Stagewise Lasso

Peng Zhao; Bin Yu

Stagewise Lasso

Peng Zhao, Bin Yu; 8(89):2701−2726, 2007.

Abstract

Many statistical machine learning algorithms minimize either an empirical loss function as in AdaBoost, or a penalized empirical loss as in Lasso or SVM. A single regularization tuning parameter controls the trade-off between fidelity to the data and generalizability, or equivalently between bias and variance. When this tuning parameter changes, a regularization "path" of solutions to the minimization problem is generated, and the whole path is needed to select a tuning parameter to optimize the prediction or interpretation performance. Algorithms such as homotopy-Lasso or LARS-Lasso and Forward Stagewise Fitting (FSF) (aka e-Boosting) are of great interest because of their resulted sparse models for interpretation in addition to prediction.

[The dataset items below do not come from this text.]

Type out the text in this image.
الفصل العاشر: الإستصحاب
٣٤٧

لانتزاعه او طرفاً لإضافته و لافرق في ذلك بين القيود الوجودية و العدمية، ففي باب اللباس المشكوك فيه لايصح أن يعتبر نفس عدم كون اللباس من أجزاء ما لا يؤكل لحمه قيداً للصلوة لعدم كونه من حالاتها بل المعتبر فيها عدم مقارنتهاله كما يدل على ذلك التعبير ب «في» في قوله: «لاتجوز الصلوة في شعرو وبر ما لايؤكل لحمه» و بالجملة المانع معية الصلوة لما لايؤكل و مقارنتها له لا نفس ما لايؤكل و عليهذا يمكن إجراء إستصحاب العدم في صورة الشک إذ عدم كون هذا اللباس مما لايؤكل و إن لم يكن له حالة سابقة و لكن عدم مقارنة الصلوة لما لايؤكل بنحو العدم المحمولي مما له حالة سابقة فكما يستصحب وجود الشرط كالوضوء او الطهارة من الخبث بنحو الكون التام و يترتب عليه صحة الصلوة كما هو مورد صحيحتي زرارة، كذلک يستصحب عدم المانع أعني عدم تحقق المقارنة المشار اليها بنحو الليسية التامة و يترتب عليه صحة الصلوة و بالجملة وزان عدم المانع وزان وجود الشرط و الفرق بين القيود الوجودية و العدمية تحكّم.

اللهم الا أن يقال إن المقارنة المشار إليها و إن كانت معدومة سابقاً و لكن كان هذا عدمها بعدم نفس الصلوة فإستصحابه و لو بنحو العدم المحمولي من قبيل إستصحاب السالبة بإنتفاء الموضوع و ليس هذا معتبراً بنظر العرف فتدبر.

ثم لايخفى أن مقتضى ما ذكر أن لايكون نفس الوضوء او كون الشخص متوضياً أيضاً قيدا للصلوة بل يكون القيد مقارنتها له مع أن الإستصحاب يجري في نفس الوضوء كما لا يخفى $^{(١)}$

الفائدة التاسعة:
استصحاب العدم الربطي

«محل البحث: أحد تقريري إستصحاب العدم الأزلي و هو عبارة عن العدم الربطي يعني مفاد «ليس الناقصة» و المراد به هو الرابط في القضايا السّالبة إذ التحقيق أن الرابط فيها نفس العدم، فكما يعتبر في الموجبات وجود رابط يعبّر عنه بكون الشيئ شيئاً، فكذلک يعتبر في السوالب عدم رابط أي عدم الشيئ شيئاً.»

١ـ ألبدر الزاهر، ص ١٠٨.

In this paper, we propose the BLasso algorithm that ties the FSF (e-Boosting) algorithm with the Lasso method that minimizes the L₁ penalized L₂ loss. BLasso is derived as a coordinate descent method with a fixed stepsize applied to the general Lasso loss function (L₁ penalized convex loss). It consists of both a forward step and a backward step. The forward step is similar to e-Boosting or FSF, but the backward step is new and revises the FSF (or e-Boosting) path to approximate the Lasso path. In the cases of a finite number of base learners and a bounded Hessian of the loss function, the BLasso path is shown to converge to the Lasso path when the stepsize goes to zero. For cases with a larger number of base learners than the sample size and when the true model is sparse, our simulations indicate that the BLasso model estimates are sparser than those from FSF with comparable or slightly better prediction performance, and that the the discrete stepsize of BLasso and FSF has an additional regularization effect in terms of prediction and sparsity. Moreover, we introduce the Generalized BLasso algorithm to minimize a general convex loss penalized by a general convex function. Since the (Generalized) BLasso relies only on differences not derivatives, we conclude that it provides a class of simple and easy-to-implement algorithms for tracing the regularization or solution paths of penalized minimization problems.